I have to show that $B=\{x\in \mathcal{H}:||x||\le 1\}$ in the following example is not compact:
Consider the measure space $([0,2\pi],\mathcal{B}([0,2\pi]),\mu)$ where $\mu$ is the probablity measure $\frac{1}{2\pi} \lambda^r_{[0,2\pi]}$ and $\lambda^r_{[0,2\pi]}$ is the lebesgue measure restricted to $[0,2\pi]$.
Furthermore consider the Hilbert space $\mathcal{H}=(L_{\mathbb{C}}^2(\mu),\langle \cdot , \cdot\rangle)$ where $L_{\mathbb{C}}^2(\mu)=\{[f]|f\in \mathcal{L}^2_{\mathbb{C}}(\mu)\}$ and $\langle [f],[g]\rangle=\int_0^{2\pi}f\bar{g} d\mu$ for $f,g\in \mathcal{L}_{\mathbb{C}}^2(\mu)=\{f|Re(f),Im(f)\in \mathcal{L}^2(\mu)\}$.

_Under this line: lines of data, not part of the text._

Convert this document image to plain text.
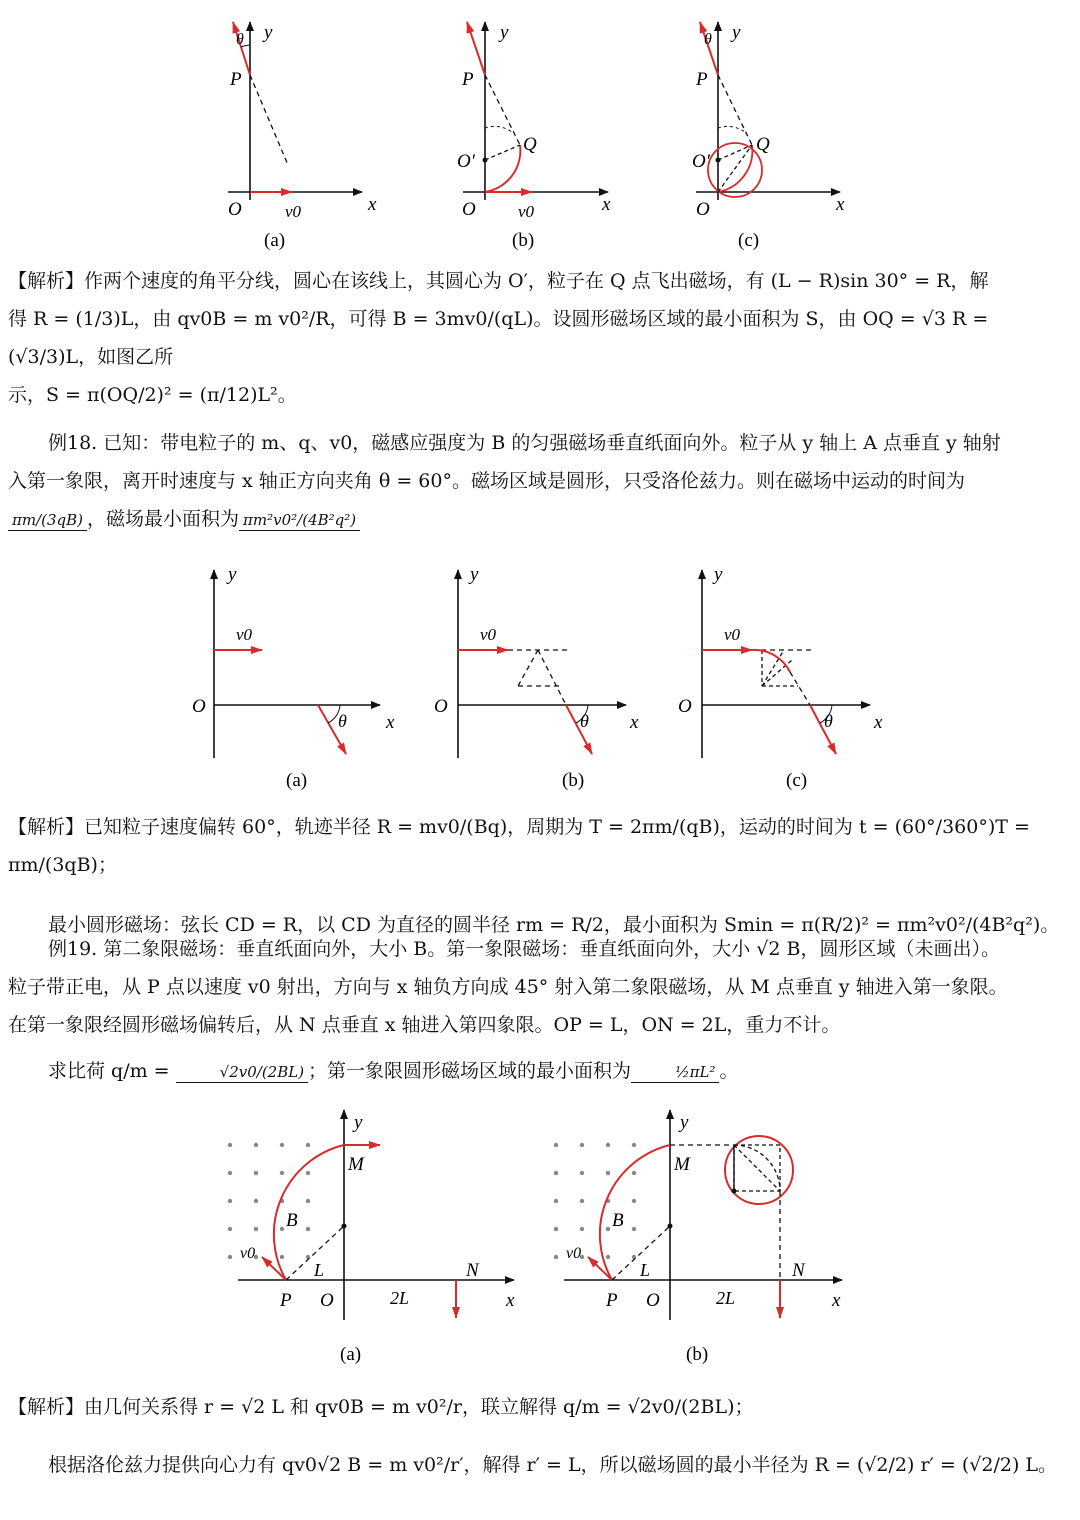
y
θ
P
O	v0	x
(a)
y
P
Q
O′
O v0	x
(b)
y
θ
P
Q
O′
O	x
(c)
【解析】作两个速度的角平分线，圆心在该线上，其圆心为 O′，粒子在 Q 点飞出磁场，有 (L − R)sin 30° = R，解
得 R = (1/3)L，由 qv0B = m v0²/R，可得 B = 3mv0/(qL)。设圆形磁场区域的最小面积为 S，由 OQ = √3 R = (√3/3)L，如图乙所
示，S = π(OQ/2)² = (π/12)L²。
例18. 已知：带电粒子的 m、q、v0，磁感应强度为 B 的匀强磁场垂直纸面向外。粒子从 y 轴上 A 点垂直 y 轴射
入第一象限，离开时速度与 x 轴正方向夹角 θ = 60°。磁场区域是圆形，只受洛伦兹力。则在磁场中运动的时间为
πm/(3qB) ，磁场最小面积为 πm²v0²/(4B²q²)
y
v0
O
θ x
(a)
y
v0
O
θ x
(b)
y
v0
O
θ x
(c)
【解析】已知粒子速度偏转 60°，轨迹半径 R = mv0/(Bq)，周期为 T = 2πm/(qB)，运动的时间为 t = (60°/360°)T = πm/(3qB)；
最小圆形磁场：弦长 CD = R，以 CD 为直径的圆半径 rm = R/2，最小面积为 Smin = π(R/2)² = πm²v0²/(4B²q²)。
例19. 第二象限磁场：垂直纸面向外，大小 B。第一象限磁场：垂直纸面向外，大小 √2 B，圆形区域（未画出）。
粒子带正电，从 P 点以速度 v0 射出，方向与 x 轴负方向成 45° 射入第二象限磁场，从 M 点垂直 y 轴进入第一象限。
在第一象限经圆形磁场偏转后，从 N 点垂直 x 轴进入第四象限。OP = L，ON = 2L，重力不计。
求比荷 q/m =	√2v0/(2BL) ；第一象限圆形磁场区域的最小面积为	½πL² 。
y
M
B
v0
L	N
P O	2L	x
(a)
y
M
B
v0
L	N
P O	2L	x
(b)
【解析】由几何关系得 r = √2 L 和 qv0B = m v0²/r，联立解得 q/m = √2v0/(2BL)；
根据洛伦兹力提供向心力有 qv0√2 B = m v0²/r′，解得 r′ = L，所以磁场圆的最小半径为 R = (√2/2) r′ = (√2/2) L。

What I have previously shown is that if H is a Hilbert space with a inner product and norm then B is closed and bounded. (1)
I have also shown that if a hilbert space does not have finite dimension, then there exist a sequence in B that does not have a convergent subsequence. (2)
I have to use result (2) but how do I show that B is not compact in $\mathcal{H}$?
Best Answer
We have a theorem that states:
You already have a norm induced by the inner product.
So it suffices to find an infinite linearly independent sequence of functions in $L^2([0,2\pi])$
Take for instance $\{\frac{1}{\sqrt{2\pi}}e^{imx}:m \in \Bbb{Z}\}\subseteq L^2([0,2\pi])$
Thus the unit ball cannot be compact.